Successive years of droughts and conflict have resulted in repeated crop failure, depletion of livestock, rising food prices, deteriorating purchasing power, eroded coping mechanisms and a perpetual state of emergency, with mothers bearing the brunt as the most destitute and vulnerable.

Somali men used to be the breadwinners in the families, but since the collapse of an effective central government for over two decades ago, women replaced men as bread winners due to the insecurity that forced most of their husbands to remain indoors.

Since then, women are the care providers of their families. Some of them became street hawkers; others sell tea, juices or food, while still others became housemaids, just for the struggle to provide food on the table and as a result suffer the consequences of being raped or robbed in the process.

Last year, Mohamed survived an explosion, the same as that killed her mother when a massive roadside bomb blasted near a pile of garbage she was trying to remove.

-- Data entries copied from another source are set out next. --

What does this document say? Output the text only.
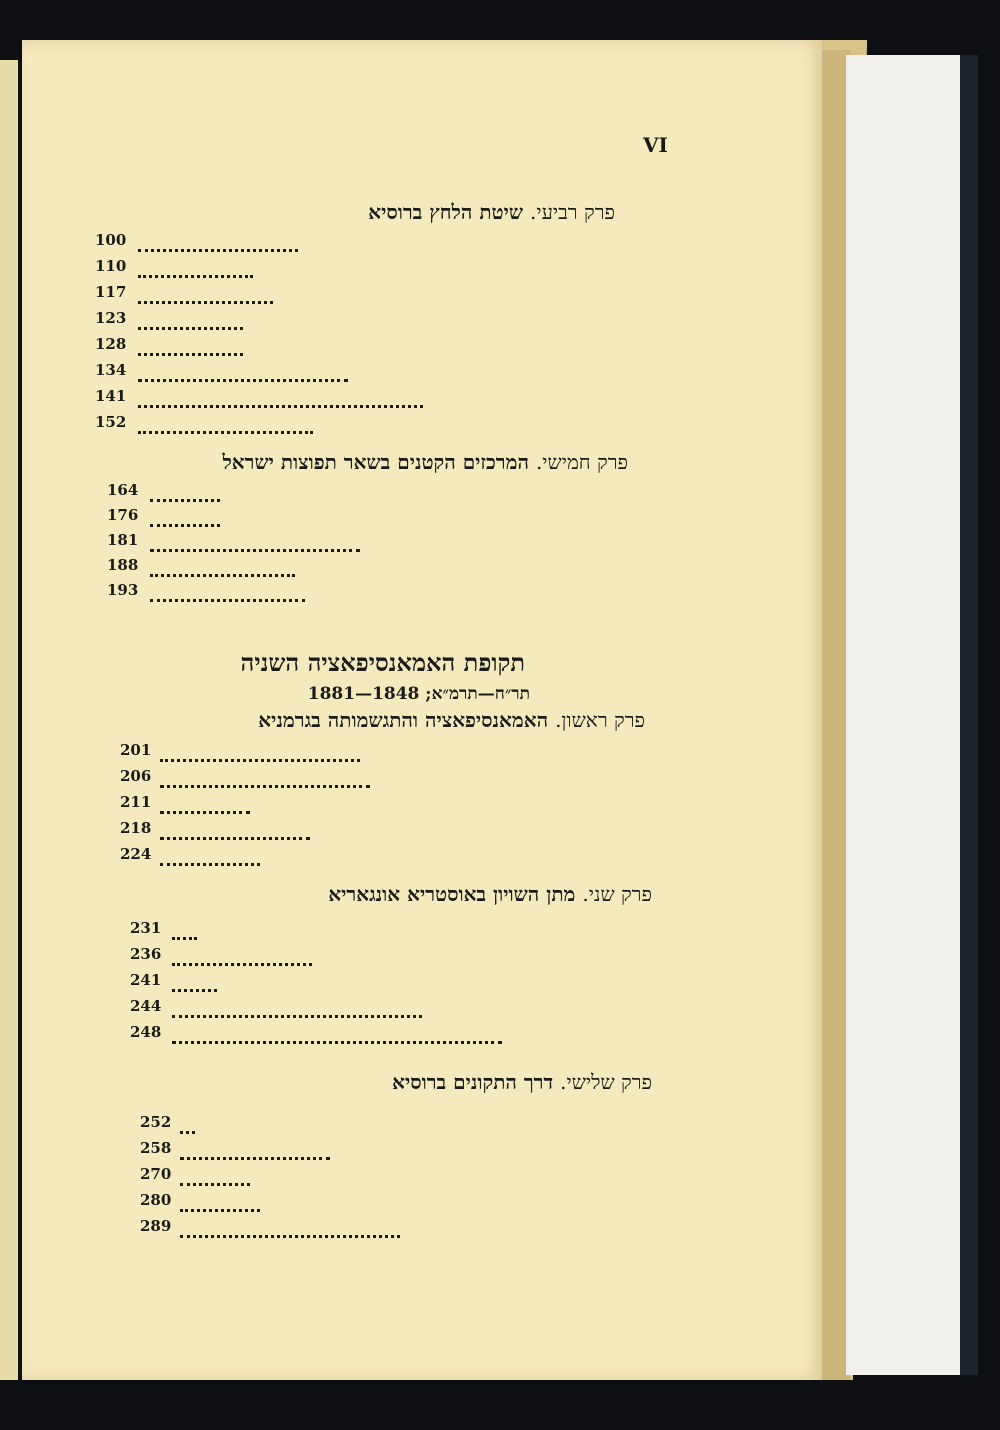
VI
פרק רביעי. שיטת הלחץ ברוסיא
100
110
117
123
128
134
141
152
פרק חמישי. המרכזים הקטנים בשאר תפוצות ישראל
164
176
181
188
193
תקופת האמאנסיפאציה השניה
תר״ח—תרמ״א; 1848—1881
פרק ראשון. האמאנסיפאציה והתגשמותה בגרמניא
201
206
211
218
224
פרק שני. מתן השויון באוסטריא אונגאריא
231
236
241
244
248
פרק שלישי. דרך התקונים ברוסיא
252
258
270
280
289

The incident happened in Hodan district where at least 5 street cleaners were murdered and more than 8 others injured.

"Four of my colleagues were killed in the attack and the force of the blast threw their bodies into the air," Mohamed narrated. However, when asked about the mother's day, Mohamed said "I have no idea."

Asha Elmi, a housemaid and new mother whose first daughter was born three months ago, met Xinhua in the Bakara market, one of the biggest markets in Mogadishu city, and when asked about the mothers' day, she just confined herself to saying that it's a great day to honor.

Carrying a heavy load of fruits under the scorching sun she said "we mothers struggle to meet the family needs wherever we are. "

"I report to work before dawn and continue till dusk, so let others mark the mother's day and it is a great day to me."

Asked about her hope for the future of her daughter and her country, Elmi sounded optimistic, saying "hope always plays at the heart of human. My hope is that my daughter will grow in a peaceful environment and my country will become a better place to live for my daughter and her generation."

Hamdi Ibrahim gave birth to twins on the eve of the mother's day in the Mogadishu's Banadir maternal hospital.

She said the mother's day is non- existent, "We have little knowledge about the occasion, as I am obsessed with the struggle of sustaining my family."

Before she gave birth, Ibrahim worked as a hawker selling small commodities on the streets of Mogadishu in order to put food on the table for her family.

As the preparation of the celebration of the mother's day is already in full swing around the world, the mother's day was overshadowed by the insecurity in Somalia affecting most of the towns of the country.